①印紙税法別表第一(課税物件表)に掲げられている20種類の文書により証明されるべき事項
(課税事項)が記載されていること
②当事者の間において課税事項を証明する目的で作成された文書であること
③印紙税法第5条(非課税文書)の規定により印紙税を課税しないこととされている非課税文書
でないこと
課税文書に該当するかどうかはその文書に記載されている内容に基づいて判断することとなります
が、当事者の約束や慣習により文書の名称や文言は種々の意味に用いられています。
そのため、その文書の内容判断に当たっては、その名称、呼称や記載されている文言により形式的に行うのではなく、その文書に記載されている文言、符号等の実質的な意味を汲み取って行う必要があります。
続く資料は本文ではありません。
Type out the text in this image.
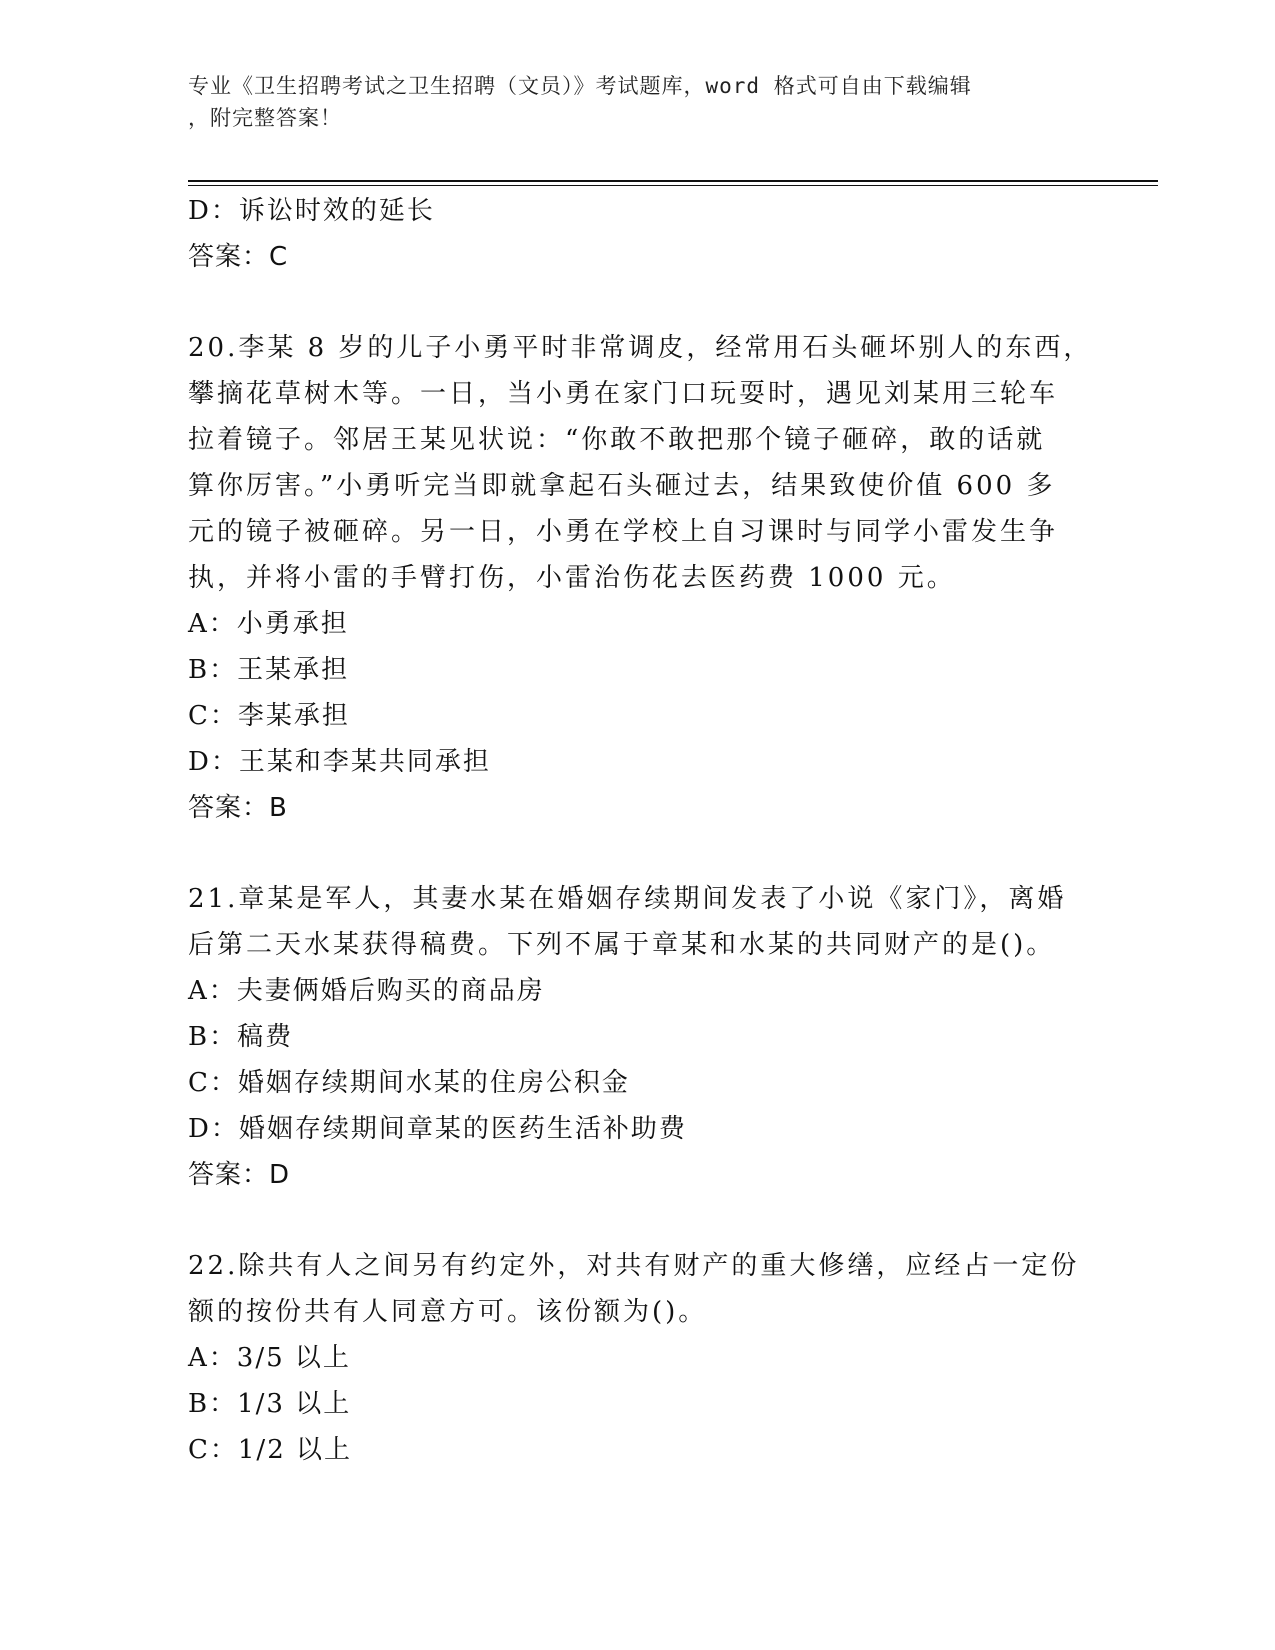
专业《卫生招聘考试之卫生招聘（文员）》考试题库，word 格式可自由下载编辑
，附完整答案！
D：诉讼时效的延长
答案：C
20.李某 8 岁的儿子小勇平时非常调皮，经常用石头砸坏别人的东西，
攀摘花草树木等。一日，当小勇在家门口玩耍时，遇见刘某用三轮车
拉着镜子。邻居王某见状说：“你敢不敢把那个镜子砸碎，敢的话就
算你厉害。”小勇听完当即就拿起石头砸过去，结果致使价值 600 多
元的镜子被砸碎。另一日，小勇在学校上自习课时与同学小雷发生争
执，并将小雷的手臂打伤，小雷治伤花去医药费 1000 元。
A：小勇承担
B：王某承担
C：李某承担
D：王某和李某共同承担
答案：B
21.章某是军人，其妻水某在婚姻存续期间发表了小说《家门》，离婚
后第二天水某获得稿费。下列不属于章某和水某的共同财产的是()。
A：夫妻俩婚后购买的商品房
B：稿费
C：婚姻存续期间水某的住房公积金
D：婚姻存续期间章某的医药生活补助费
答案：D
22.除共有人之间另有约定外，对共有财产的重大修缮，应经占一定份
额的按份共有人同意方可。该份额为()。
A：3/5 以上
B：1/3 以上
C：1/2 以上
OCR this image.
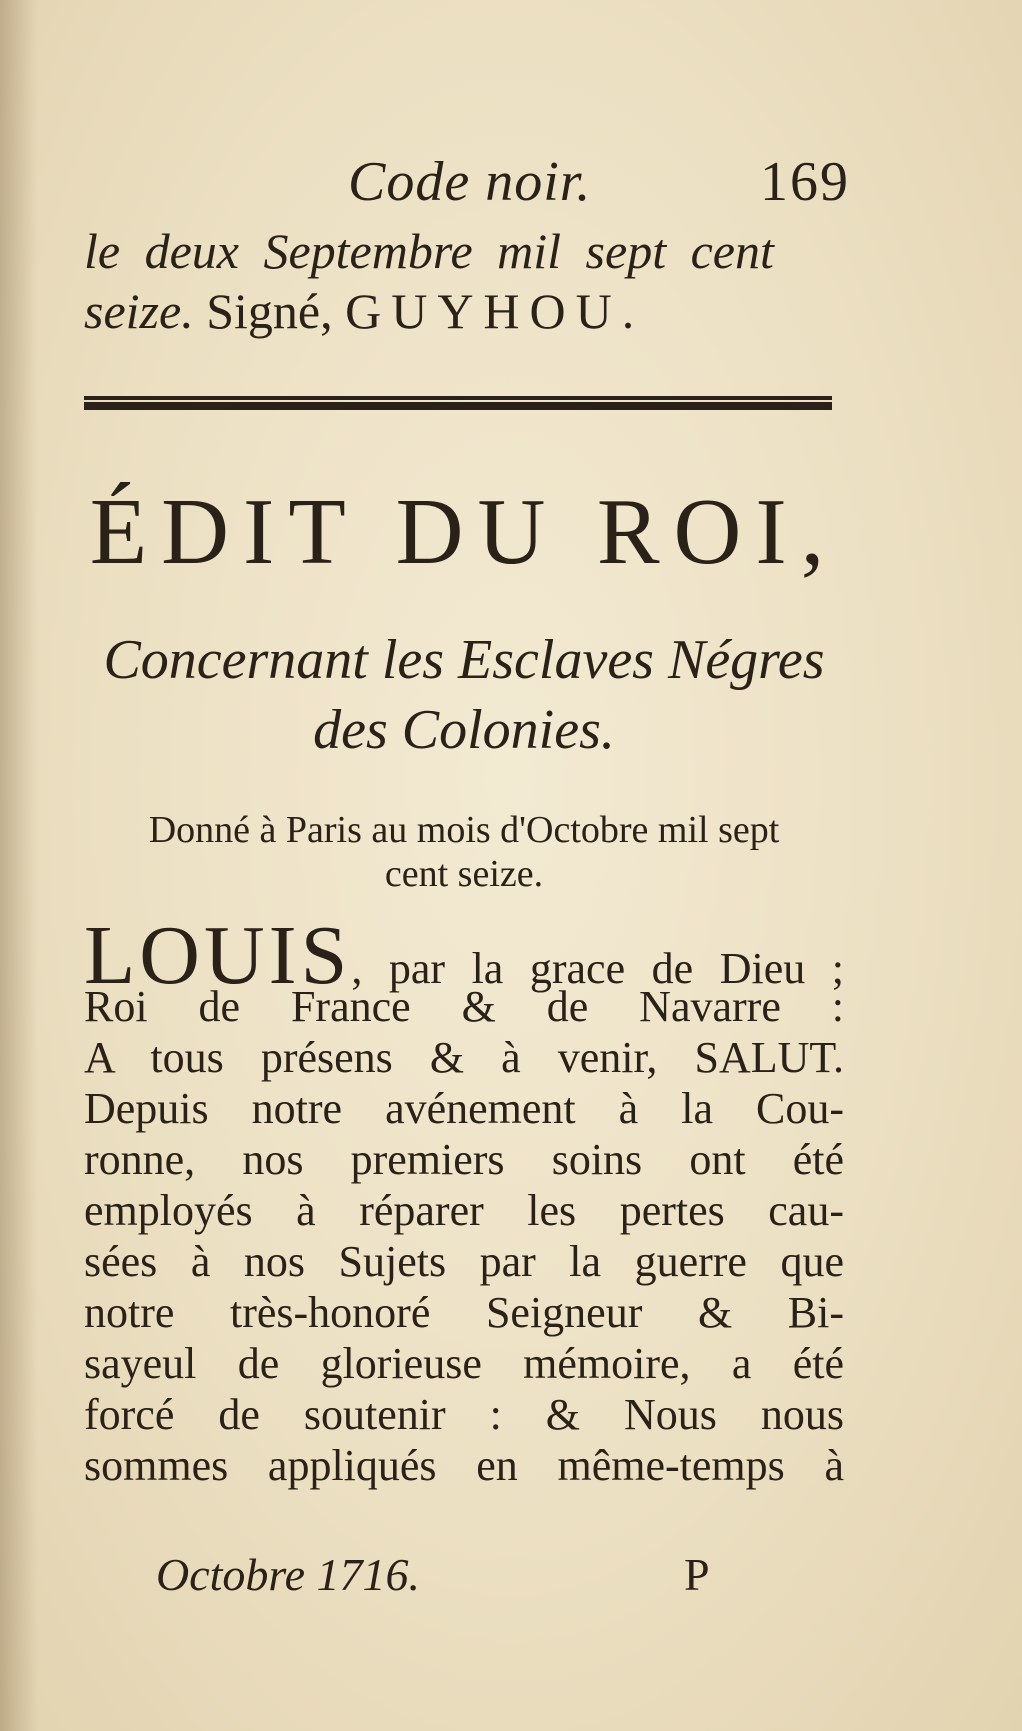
Code noir.	169
le deux Septembre mil sept cent
seize. Signé, GUYHOU.
ÉDIT DU ROI,
Concernant les Esclaves Négres
des Colonies.
Donné à Paris au mois d'Octobre mil sept
cent seize.
LOUIS, par la grace de Dieu ;
Roi de France & de Navarre :
A tous présens & à venir, SALUT.
Depuis notre avénement à la Cou-
ronne, nos premiers soins ont été
employés à réparer les pertes cau-
sées à nos Sujets par la guerre que
notre très-honoré Seigneur & Bi-
sayeul de glorieuse mémoire, a été
forcé de soutenir : & Nous nous
sommes appliqués en même-temps à
Octobre 1716.	P
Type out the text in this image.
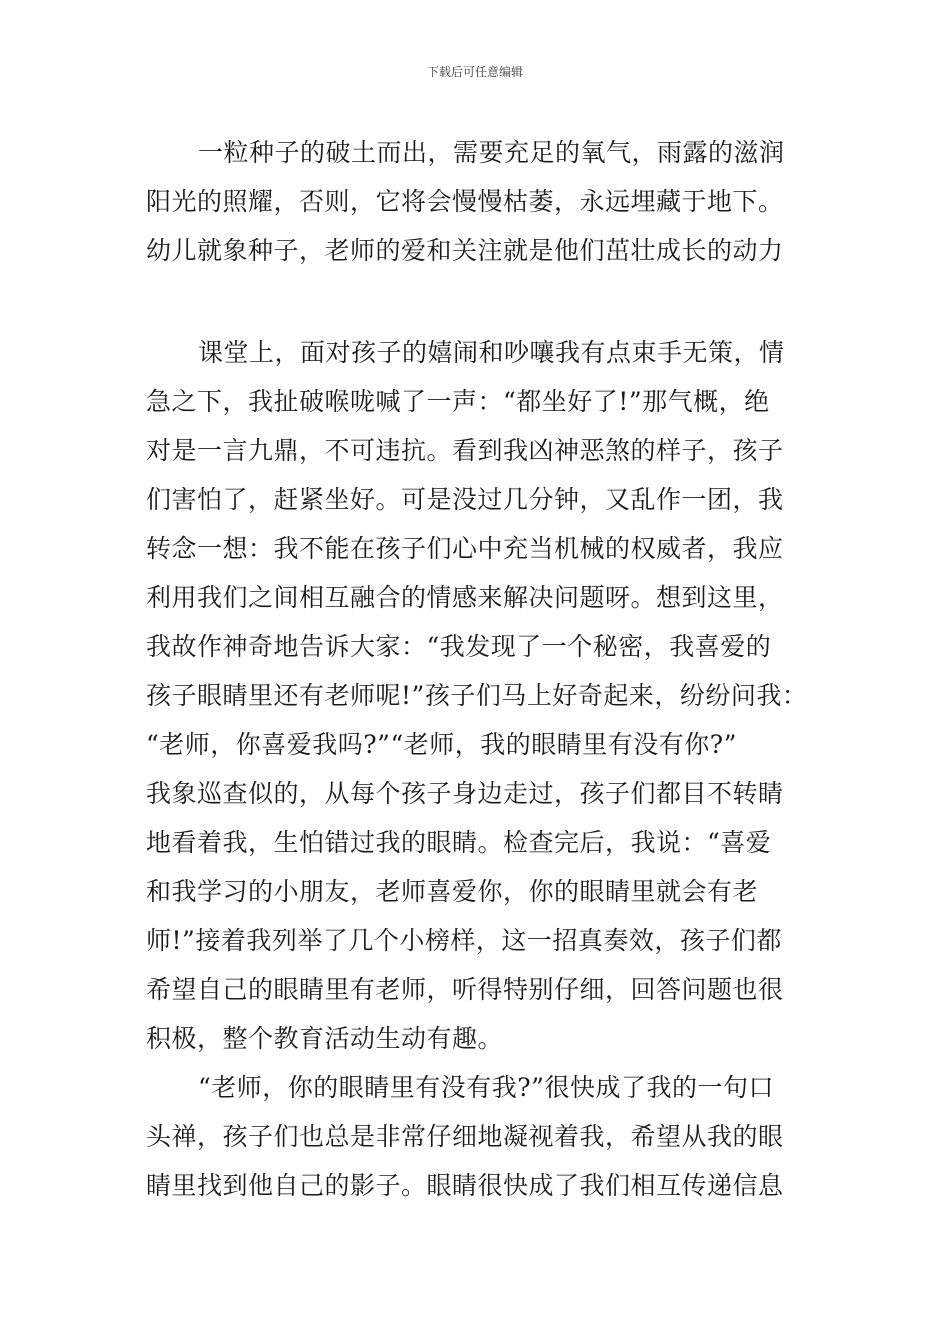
下载后可任意编辑
一粒种子的破土而出，需要充足的氧气，雨露的滋润
阳光的照耀，否则，它将会慢慢枯萎，永远埋藏于地下。
幼儿就象种子，老师的爱和关注就是他们茁壮成长的动力
课堂上，面对孩子的嬉闹和吵嚷我有点束手无策，情
急之下，我扯破喉咙喊了一声：“都坐好了!”那气概，绝
对是一言九鼎，不可违抗。看到我凶神恶煞的样子，孩子
们害怕了，赶紧坐好。可是没过几分钟，又乱作一团，我
转念一想：我不能在孩子们心中充当机械的权威者，我应
利用我们之间相互融合的情感来解决问题呀。想到这里，
我故作神奇地告诉大家：“我发现了一个秘密，我喜爱的
孩子眼睛里还有老师呢!”孩子们马上好奇起来，纷纷问我：
“老师，你喜爱我吗?”“老师，我的眼睛里有没有你?”
我象巡查似的，从每个孩子身边走过，孩子们都目不转睛
地看着我，生怕错过我的眼睛。检查完后，我说：“喜爱
和我学习的小朋友，老师喜爱你，你的眼睛里就会有老
师!”接着我列举了几个小榜样，这一招真奏效，孩子们都
希望自己的眼睛里有老师，听得特别仔细，回答问题也很
积极，整个教育活动生动有趣。
“老师，你的眼睛里有没有我?”很快成了我的一句口
头禅，孩子们也总是非常仔细地凝视着我，希望从我的眼
睛里找到他自己的影子。眼睛很快成了我们相互传递信息
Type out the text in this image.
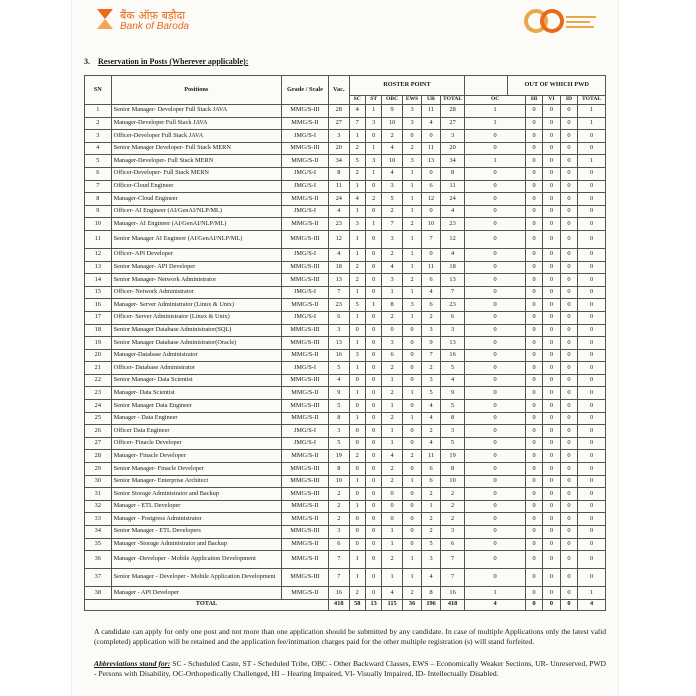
बैंक ऑफ़ बड़ौदा
Bank of Baroda
3. Reservation in Posts (Wherever applicable):
SN	Positions	Grade / Scale	Vac.	ROSTER POINT							OUT OF WHICH PWD				
				SC	ST	OBC	EWS	UR	TOTAL	OC		HI	VI	ID	TOTAL
1	Senior Manager- Developer Full Stack JAVA	MMG/S-III	28	4	1	9	3	11	28	1		0	0	0	1
2	Manager-Developer Full Stack JAVA	MMG/S-II	27	7	3	10	3	4	27	1		0	0	0	1
3	Officer-Developer Full Stack JAVA	JMG/S-I	3	1	0	2	0	0	3	0		0	0	0	0
4	Senior Manager Developer- Full Stack MERN	MMG/S-III	20	2	1	4	2	11	20	0		0	0	0	0
5	Manager-Developer- Full Stack MERN	MMG/S-II	34	5	3	10	3	13	34	1		0	0	0	1
6	Officer-Developer- Full Stack MERN	JMG/S-I	8	2	1	4	1	0	8	0		0	0	0	0
7	Officer-Cloud Engineer	JMG/S-I	11	1	0	3	1	6	11	0		0	0	0	0
8	Manager-Cloud Engineer	MMG/S-II	24	4	2	5	1	12	24	0		0	0	0	0
9	Officer- AI Engineer (AI/GenAI/NLP/ML)	JMG/S-I	4	1	0	2	1	0	4	0		0	0	0	0
10	Manager- AI Engineer (AI/GenAI/NLP/ML)	MMG/S-II	23	3	1	7	2	10	23	0		0	0	0	0
11	Senior Manager AI Engineer (AI/GenAI/NLP/ML)	MMG/S-III	12	1	0	3	1	7	12	0		0	0	0	0
12	Officer- API Developer	JMG/S-I	4	1	0	2	1	0	4	0		0	0	0	0
13	Senior Manager- API Developer	MMG/S-III	18	2	0	4	1	11	18	0		0	0	0	0
14	Senior Manager- Network Administrator	MMG/S-III	13	2	0	3	2	6	13	0		0	0	0	0
15	Officer- Network Administrator	JMG/S-I	7	1	0	1	1	4	7	0		0	0	0	0
16	Manager- Server Administrator (Linux & Unix)	MMG/S-II	23	5	1	8	3	6	23	0		0	0	0	0
17	Officer- Server Administrator (Linux & Unix)	JMG/S-I	6	1	0	2	1	2	6	0		0	0	0	0
18	Senior Manager Database Administrator(SQL)	MMG/S-III	3	0	0	0	0	3	3	0		0	0	0	0
19	Senior Manager Database Administrator(Oracle)	MMG/S-III	13	1	0	3	0	9	13	0		0	0	0	0
20	Manager-Database Administrator	MMG/S-II	16	3	0	6	0	7	16	0		0	0	0	0
21	Officer- Database Administrator	JMG/S-I	5	1	0	2	0	2	5	0		0	0	0	0
22	Senior Manager- Data Scientist	MMG/S-III	4	0	0	1	0	3	4	0		0	0	0	0
23	Manager- Data Scientist	MMG/S-II	9	1	0	2	1	5	9	0		0	0	0	0
24	Senior Manager Data Engineer	MMG/S-III	5	0	0	1	0	4	5	0		0	0	0	0
25	Manager - Data Engineer	MMG/S-II	8	1	0	2	1	4	8	0		0	0	0	0
26	Officer Data Engineer	JMG/S-I	3	0	0	1	0	2	3	0		0	0	0	0
27	Officer- Finacle Developer	JMG/S-I	5	0	0	1	0	4	5	0		0	0	0	0
28	Manager- Finacle Developer	MMG/S-II	19	2	0	4	2	11	19	0		0	0	0	0
29	Senior Manager- Finacle Developer	MMG/S-III	8	0	0	2	0	6	8	0		0	0	0	0
30	Senior Manager- Enterprise Architect	MMG/S-III	10	1	0	2	1	6	10	0		0	0	0	0
31	Senior Storage Administrator and Backup	MMG/S-III	2	0	0	0	0	2	2	0		0	0	0	0
32	Manager - ETL Developer	MMG/S-II	2	1	0	0	0	1	2	0		0	0	0	0
33	Manager - Postgress Administrator	MMG/S-II	2	0	0	0	0	2	2	0		0	0	0	0
34	Senior Manager - ETL Developers	MMG/S-III	3	0	0	1	0	2	3	0		0	0	0	0
35	Manager -Storage Administrator and Backup	MMG/S-II	6	0	0	1	0	5	6	0		0	0	0	0
36	Manager -Developer - Mobile Application Development	MMG/S-II	7	1	0	2	1	3	7	0		0	0	0	0
37	Senior Manager - Developer - Mobile Application Development	MMG/S-III	7	1	0	1	1	4	7	0		0	0	0	0
38	Manager - API Developer	MMG/S-II	16	2	0	4	2	8	16	1		0	0	0	1
TOTAL			418	58	13	115	36	196	418	4		0	0	0	4
A candidate can apply for only one post and not more than one application should be submitted by any candidate. In case of multiple Applications only the latest valid (completed) application will be retained and the application fee/intimation charges paid for the other multiple registration (s) will stand forfeited.
Abbreviations stand for: SC - Scheduled Caste, ST - Scheduled Tribe, OBC - Other Backward Classes, EWS – Economically Weaker Sections, UR- Unreserved, PWD - Persons with Disability, OC-Orthopedically Challenged, HI – Hearing Impaired, VI- Visually Impaired, ID- Intellectually Disabled.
例えば、文書に取引金額そのものの記載はないが、文書に記載されている単価、数量、記号等によ
り、当事者間において取引金額が計算できる場合は、それを記載金額とし、また、売掛金の請求書に
「済」や「了」と表示してあり、その「済」や「了」の表示が売掛金を領収したことの当事者間の了
解事項であれば、その文書は、売上代金の受領書に該当することになります。
なお、印紙税は契約書に記載された内容により取扱いが異なりますのでご注意ください
(印紙税法2・5、印紙税通則4、印紙税基本通達2・3)。
2. 印紙の消印の方法
課税文書に印紙を貼り付ける場合には、印紙の再使用を防止するため、その文書と印紙の彩紋とに
かけて判明に印紙を消さなければなりません(印紙税法8②)。
印紙を消す方法は、文書の作成者または代理人、使用人その他の従業者の印章または署名によります(印紙税法施行令5)。消印は、署名でもよいとされていますが、単に「印」と表示したり斜線を引いただけでは、それは印章や署名にはあたりませんから、消印したことにはなりません。
3. 誤って納付した印紙税の還付
誤って所定の印紙税額を超える金額の印紙を課税文書に貼ってしまった場合は、過誤納金として還
付の対象になります。
還付を受けるには、所轄税務署長から印紙税が過誤納となっている事実の確認を受ける必要があり
ます。具体的には、「印紙税過誤納確認申請書」(税務署備え付け、または国税庁HPより入手)と過
誤納となっている文書を提出します。
なお、文書から印紙を剥がしたり、文書から切り取ったものは手続きができなくなります。